Familiar with the nerve racking feeling of dating? Solution: doubble date!
An international business student found himself in a pickle after moving from Odense to Copenhagen and making his debut at CBS in the middle of a widespread corona lockdown… knowing nobody. And then what do you do to meet new, interesting people? If you ask Dennis Rosenlund, he’d say you make an app.
Are you familiar with the nerve-racking feeling of a first date? And even before getting that far, the even more unnerving feeling of having to ask someone out? For many, the answer is yes. This has resulted in a wide variety of mobile apps to help that aim to ease this process. But what if it’s still awkward? If the date never ends up being a reality?
Dennis Rosenlund, an international business student at CBS found his take on a solution: Don’t go alone!
“Doubble is like a double-date app, where you team up with your friends to meet new people on double dates. It’s a social concept – you only have a match when you have a double match. So that’s a match between you, someone else, and their friend and your friend. Then you have a double match! And then to keep it from being a boring or awkward date, you can find experiences like a bar, a café or a place with activities to suggest to each other, and then have an eventful date,” explains Dennis Rosenlund about his new app.
Took a SU student loan
But an app doesn’t just manifest itself out of nowhere, much as a lonely heart won’t get very far alone. An app needs sufficient coding and designing, as well as funding, advertising and users. The process might stem from an idea, but the next steps are vital, Dennis Rosenlund elaborates:
“I was looking for a software company. It takes a whole lot of pitching before finding the right one, but eventually I ended up finding it. I had to invest some of my own money too, so I took an SU student loan and maxed it out, throwing the whole thing into the project. Then I started spreading it around, getting people to sign up pre-release. But when I started it, I only had the necessary finances to fund the project for a few months. I needed to find someone to support it financially as well. It was easier than expected – a lot of people seemed to see themselves using the app, so they were willing to support it. And now, with around a thousand people signed up, we have launched!”
When entering a market with so many potential competitors, the point is to expand the potential of the individual app. The point of Doubble isn’t necessarily to find The One, it’s more about meeting new people and exploring the city together – in the comforting company of friends. Especially post-lockdown when everyone needs and wants to meet up and go out. So, an idea born out of a lockdown can easily expand beyond just that.
A less awkward date
“I started at CBS last year, and everything was in the middle of a corona lockdown. I started using dating apps, but quickly discovered how rarely you’d end up actually meeting your match, and how awkward it could often be.
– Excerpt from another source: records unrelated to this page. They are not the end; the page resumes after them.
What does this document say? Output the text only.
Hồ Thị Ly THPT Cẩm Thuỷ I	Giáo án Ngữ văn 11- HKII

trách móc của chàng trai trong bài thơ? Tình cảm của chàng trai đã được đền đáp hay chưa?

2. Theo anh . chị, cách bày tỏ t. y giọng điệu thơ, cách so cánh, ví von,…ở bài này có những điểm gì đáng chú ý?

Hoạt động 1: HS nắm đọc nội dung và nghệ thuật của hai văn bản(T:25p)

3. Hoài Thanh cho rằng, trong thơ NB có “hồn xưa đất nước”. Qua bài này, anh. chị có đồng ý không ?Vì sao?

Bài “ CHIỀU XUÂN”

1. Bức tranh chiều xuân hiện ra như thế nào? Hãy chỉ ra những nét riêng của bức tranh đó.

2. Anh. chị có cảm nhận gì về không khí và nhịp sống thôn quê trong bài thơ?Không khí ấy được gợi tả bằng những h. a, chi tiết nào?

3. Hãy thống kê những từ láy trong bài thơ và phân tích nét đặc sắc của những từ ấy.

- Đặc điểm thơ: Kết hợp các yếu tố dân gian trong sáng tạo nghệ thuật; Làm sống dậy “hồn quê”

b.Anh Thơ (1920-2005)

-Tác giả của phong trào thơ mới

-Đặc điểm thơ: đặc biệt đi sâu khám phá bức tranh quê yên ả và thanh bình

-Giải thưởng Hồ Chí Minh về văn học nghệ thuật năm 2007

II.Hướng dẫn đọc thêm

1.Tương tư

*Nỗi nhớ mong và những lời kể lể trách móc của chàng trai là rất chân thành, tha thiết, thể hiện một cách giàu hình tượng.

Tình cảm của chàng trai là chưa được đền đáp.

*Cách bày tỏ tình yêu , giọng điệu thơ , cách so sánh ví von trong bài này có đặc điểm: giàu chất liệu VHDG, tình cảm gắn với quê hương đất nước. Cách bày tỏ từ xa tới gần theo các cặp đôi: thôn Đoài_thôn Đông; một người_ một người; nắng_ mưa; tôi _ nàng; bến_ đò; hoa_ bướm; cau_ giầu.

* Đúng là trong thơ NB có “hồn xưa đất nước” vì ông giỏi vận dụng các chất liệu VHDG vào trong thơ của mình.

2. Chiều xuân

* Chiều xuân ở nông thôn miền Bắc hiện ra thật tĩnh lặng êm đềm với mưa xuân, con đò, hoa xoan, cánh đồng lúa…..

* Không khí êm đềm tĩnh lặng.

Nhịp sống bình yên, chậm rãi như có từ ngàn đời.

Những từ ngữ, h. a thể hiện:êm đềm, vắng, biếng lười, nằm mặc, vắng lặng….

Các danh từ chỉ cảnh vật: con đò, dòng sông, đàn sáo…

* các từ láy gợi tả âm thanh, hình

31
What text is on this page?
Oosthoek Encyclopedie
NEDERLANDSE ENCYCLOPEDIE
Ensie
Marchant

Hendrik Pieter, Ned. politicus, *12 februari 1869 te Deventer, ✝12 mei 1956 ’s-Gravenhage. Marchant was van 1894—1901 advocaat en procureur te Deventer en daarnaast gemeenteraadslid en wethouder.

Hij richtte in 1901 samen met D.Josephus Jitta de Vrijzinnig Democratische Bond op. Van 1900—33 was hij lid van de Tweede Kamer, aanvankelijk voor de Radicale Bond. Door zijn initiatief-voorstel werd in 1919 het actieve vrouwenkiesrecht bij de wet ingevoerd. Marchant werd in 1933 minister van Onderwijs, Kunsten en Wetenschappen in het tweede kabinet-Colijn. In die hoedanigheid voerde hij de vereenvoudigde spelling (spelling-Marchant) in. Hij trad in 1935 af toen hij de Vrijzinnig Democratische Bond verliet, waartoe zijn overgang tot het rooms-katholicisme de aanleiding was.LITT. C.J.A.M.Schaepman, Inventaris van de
But I found that asking a girl on a double date often resulted in a less awkward date, and a faster meetup – and that’s where the inspiration came from. Practical experience, you could say,” he laughs.
And since the first buds of an idea sprouted back in February, a Doubble-shaped snowball has been rolled out. With the app fresh in both Apple and android app stores, and the matches ready to tick in, Dennis Rosenlund can safely look back at the process.
“The process involves a lot of realization. You quickly realize when you’re a founder of a tech startup and you cannot code that you need some people. I needed to find someone who could code the app. I spent several months finding a company, but eventually found one in March this year – and Doubble was founded!”
True love …
What is the next step for Doubble and Dennis Rosenlund? Hopefully many, many phones with little Doubble icons installed. The intention for Doubble was not to look exclusively for true love, and not to replace simply chatting up your mates in the auditorium. But those things are not mutually exclusive, Dennis Rosenlund explains.
“We’re excited – and nervous, just a bit. But mostly excited!
It’s simply a tool for meeting people, as friends. And while it is, as of now, most widespread at CBS, it has the potential to spread, he says:
“We’ve had really good responses from exchange students in particular, so we can see the desire to open up to a new city and new people, particularly from people who just moved here. We imagine, as the app hopefully spreads, that you can use it with your friends when you travel to a new city, or maybe even before you go. So, your weekend trip is set!”
But as of now, the launch has been successful, and Dennis Rosenlund is happy.
“We’re excited – and nervous, just a bit. But mostly excited! Now we can see the idea materializing into a product that can actually be used! Now we’ll just see how people welcome it!”